Daniela Hostic - à droite - à l’âge de 13 ans en 1997 dans la cour de l’orphelinat de Popricani. En 2009, elle partageait une chambre avec trois autres anciennes pensionnaires d’orphelinats de la région. Elle travaillait comme couturière dans une usine de vêtements.
Diamanta Cojocaru à l’âge de 9 ans dans la cour de l’orphelinat de Popricani en 1993. En 2011, elle vivait dans un squat sordide de Iasi avec son fils et elle était sur le point d’accoucher d’un deuxième enfant.
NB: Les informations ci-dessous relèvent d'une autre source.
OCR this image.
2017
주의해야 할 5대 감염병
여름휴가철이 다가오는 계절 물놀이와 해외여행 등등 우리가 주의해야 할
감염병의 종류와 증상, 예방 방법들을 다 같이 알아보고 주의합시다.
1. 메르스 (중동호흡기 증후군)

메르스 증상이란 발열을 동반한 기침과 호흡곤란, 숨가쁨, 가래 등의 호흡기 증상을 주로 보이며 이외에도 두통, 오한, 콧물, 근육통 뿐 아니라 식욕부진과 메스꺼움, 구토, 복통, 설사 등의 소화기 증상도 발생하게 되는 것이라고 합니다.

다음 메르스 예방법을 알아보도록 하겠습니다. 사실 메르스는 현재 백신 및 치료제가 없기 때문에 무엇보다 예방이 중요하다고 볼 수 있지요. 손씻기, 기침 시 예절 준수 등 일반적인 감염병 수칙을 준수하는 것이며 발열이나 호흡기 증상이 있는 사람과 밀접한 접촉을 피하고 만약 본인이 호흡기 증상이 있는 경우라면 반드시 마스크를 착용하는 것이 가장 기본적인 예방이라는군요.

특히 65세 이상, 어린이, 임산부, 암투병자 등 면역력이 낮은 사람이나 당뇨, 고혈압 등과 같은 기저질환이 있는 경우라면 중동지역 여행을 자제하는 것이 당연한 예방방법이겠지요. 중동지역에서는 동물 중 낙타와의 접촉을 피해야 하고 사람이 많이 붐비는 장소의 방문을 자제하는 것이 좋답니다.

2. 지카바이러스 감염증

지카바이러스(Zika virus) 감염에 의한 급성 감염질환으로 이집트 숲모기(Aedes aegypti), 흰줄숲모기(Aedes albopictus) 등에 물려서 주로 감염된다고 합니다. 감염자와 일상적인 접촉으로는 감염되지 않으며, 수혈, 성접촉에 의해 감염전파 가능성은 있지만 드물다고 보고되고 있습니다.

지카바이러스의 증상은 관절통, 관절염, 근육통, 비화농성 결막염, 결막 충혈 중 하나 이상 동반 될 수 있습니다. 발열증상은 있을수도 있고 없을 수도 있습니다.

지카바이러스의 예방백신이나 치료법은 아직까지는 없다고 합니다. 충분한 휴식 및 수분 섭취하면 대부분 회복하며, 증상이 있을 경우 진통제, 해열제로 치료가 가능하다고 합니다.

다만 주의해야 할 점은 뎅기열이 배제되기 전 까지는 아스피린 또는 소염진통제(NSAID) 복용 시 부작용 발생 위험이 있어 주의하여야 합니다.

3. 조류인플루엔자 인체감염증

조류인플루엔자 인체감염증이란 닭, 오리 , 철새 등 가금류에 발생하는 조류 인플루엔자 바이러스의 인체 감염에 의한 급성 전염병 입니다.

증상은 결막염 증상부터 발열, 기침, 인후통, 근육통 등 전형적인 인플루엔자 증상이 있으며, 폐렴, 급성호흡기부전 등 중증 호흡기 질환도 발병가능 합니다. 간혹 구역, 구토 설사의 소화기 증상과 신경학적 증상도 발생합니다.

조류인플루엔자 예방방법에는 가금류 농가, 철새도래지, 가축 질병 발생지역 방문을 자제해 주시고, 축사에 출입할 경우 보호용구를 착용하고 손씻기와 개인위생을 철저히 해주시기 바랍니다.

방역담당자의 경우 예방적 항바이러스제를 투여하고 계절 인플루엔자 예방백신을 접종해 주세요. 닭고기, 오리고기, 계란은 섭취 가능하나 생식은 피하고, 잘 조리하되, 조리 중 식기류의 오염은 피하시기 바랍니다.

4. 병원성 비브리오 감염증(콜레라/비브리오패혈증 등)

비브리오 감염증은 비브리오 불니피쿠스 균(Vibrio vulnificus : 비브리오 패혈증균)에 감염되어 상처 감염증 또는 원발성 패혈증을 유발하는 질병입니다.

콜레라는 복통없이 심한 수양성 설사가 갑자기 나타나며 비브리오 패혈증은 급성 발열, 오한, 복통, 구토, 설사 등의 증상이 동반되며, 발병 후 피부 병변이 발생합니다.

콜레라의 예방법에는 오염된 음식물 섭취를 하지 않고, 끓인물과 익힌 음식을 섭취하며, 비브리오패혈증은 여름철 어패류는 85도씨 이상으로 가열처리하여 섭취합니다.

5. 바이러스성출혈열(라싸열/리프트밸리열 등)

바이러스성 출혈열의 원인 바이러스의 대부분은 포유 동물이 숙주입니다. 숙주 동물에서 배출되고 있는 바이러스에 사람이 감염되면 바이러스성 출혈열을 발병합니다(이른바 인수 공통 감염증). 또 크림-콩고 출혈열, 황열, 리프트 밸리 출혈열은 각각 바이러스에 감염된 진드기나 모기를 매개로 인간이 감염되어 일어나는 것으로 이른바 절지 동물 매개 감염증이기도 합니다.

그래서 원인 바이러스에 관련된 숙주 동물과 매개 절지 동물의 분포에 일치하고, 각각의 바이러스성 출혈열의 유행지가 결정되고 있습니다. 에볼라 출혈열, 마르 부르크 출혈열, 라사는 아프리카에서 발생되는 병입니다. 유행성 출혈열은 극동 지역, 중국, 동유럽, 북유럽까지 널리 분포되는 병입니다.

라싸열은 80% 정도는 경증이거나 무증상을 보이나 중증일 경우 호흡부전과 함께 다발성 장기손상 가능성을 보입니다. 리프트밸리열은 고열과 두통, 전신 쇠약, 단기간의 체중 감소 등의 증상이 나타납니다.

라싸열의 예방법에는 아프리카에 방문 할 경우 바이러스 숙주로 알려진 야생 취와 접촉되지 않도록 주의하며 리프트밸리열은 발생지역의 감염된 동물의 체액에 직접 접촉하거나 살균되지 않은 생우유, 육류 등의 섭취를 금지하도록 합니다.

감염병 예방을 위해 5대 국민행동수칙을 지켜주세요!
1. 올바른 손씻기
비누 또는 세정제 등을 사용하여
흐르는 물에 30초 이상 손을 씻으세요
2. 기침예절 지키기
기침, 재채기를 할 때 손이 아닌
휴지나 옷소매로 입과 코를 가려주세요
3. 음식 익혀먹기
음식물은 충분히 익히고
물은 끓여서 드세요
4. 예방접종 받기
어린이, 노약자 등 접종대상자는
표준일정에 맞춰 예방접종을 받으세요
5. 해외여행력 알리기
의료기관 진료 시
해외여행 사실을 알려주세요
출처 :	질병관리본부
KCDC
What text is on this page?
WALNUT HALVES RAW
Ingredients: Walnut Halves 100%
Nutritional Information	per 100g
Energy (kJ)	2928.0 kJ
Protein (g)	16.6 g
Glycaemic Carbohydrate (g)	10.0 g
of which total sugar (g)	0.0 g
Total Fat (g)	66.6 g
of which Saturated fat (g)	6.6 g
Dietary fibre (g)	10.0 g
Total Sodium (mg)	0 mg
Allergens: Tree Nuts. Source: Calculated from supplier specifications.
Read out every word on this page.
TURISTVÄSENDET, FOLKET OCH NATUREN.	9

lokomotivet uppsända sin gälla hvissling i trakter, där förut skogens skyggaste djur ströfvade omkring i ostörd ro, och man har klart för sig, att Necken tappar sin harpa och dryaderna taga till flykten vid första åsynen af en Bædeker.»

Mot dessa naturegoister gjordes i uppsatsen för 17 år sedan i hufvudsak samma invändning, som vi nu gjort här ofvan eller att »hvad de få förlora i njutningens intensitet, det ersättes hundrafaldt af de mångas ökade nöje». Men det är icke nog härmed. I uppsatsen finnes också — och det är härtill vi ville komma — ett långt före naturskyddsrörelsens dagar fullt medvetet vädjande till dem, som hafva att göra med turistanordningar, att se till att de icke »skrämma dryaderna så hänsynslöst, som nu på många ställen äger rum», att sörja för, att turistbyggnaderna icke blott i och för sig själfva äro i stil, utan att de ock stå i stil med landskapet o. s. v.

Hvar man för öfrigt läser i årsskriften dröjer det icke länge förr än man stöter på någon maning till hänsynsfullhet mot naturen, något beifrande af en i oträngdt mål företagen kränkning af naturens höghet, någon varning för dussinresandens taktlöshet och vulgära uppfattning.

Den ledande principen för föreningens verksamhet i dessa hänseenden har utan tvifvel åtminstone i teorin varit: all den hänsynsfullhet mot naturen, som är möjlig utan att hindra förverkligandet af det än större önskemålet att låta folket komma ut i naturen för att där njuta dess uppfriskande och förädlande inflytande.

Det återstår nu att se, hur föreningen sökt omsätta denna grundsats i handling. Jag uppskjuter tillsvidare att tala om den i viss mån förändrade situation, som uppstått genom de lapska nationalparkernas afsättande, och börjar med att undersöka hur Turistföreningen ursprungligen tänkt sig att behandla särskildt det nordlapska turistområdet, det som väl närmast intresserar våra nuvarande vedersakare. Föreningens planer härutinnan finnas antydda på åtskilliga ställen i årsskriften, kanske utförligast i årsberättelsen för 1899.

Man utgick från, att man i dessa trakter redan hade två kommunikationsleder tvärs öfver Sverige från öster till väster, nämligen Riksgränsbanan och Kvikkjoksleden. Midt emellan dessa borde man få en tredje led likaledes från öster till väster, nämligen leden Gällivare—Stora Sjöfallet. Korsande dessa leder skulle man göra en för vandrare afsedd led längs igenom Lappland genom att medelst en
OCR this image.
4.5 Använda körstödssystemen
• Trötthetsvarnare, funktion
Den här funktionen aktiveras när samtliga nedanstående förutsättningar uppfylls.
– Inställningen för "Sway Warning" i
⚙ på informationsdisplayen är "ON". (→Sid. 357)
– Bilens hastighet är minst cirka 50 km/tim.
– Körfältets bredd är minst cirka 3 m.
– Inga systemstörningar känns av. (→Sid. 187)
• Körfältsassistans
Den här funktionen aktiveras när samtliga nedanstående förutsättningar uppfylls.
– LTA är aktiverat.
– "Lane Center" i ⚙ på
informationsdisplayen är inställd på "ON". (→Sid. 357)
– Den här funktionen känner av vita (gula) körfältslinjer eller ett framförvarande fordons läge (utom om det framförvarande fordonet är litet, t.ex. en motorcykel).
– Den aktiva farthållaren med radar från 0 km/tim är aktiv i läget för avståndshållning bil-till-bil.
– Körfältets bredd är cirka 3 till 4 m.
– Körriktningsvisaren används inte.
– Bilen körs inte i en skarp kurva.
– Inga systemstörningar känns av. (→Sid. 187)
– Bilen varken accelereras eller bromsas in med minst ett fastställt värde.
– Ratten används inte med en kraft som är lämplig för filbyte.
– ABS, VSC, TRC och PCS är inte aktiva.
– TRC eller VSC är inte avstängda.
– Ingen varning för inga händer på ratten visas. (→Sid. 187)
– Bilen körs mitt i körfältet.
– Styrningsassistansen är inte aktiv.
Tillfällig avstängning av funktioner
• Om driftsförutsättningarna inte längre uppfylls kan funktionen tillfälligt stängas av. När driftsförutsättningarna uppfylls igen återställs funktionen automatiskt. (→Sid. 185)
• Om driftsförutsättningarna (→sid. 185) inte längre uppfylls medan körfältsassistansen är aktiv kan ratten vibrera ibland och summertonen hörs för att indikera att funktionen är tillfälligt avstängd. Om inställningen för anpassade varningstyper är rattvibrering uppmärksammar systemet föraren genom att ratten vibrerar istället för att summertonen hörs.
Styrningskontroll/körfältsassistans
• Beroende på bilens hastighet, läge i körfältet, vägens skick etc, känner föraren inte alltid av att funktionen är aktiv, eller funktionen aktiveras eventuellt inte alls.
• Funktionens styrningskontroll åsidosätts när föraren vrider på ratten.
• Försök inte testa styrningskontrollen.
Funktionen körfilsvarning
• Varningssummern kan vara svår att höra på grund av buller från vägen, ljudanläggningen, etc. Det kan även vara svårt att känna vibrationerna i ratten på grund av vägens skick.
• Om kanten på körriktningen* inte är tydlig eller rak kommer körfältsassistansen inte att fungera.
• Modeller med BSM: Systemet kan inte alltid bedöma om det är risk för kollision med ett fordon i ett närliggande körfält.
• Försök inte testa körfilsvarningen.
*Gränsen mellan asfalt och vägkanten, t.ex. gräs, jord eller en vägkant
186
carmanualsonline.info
George Stingaciu, surnommé Dodo - au milieu - quand il avait 5 ans en 1995 dans la cour de l’orphelinat de Popricani puis en 2011 dans un bar du village. Dodo travaillait alors sur des chantiers et vivait avec son père qu’il avait retrouvé.
Dragos - au milieu - à l’orphelinat de Popricani en 1993 à l’âge de 8 ans. En 2011, il était devenu moine orthodoxe au Monastère de Sihia en Bucovine où il disait « avoir trouvé sa place ».
Carmen Bobocel en 1995 à l’âge de 12 ans. Elle est décédée de négligences médicales un an plus tard en novembre 1996. A droite, Dan Palimaru, son éducateur d’alors, se recueille sur sa tombe en 2009.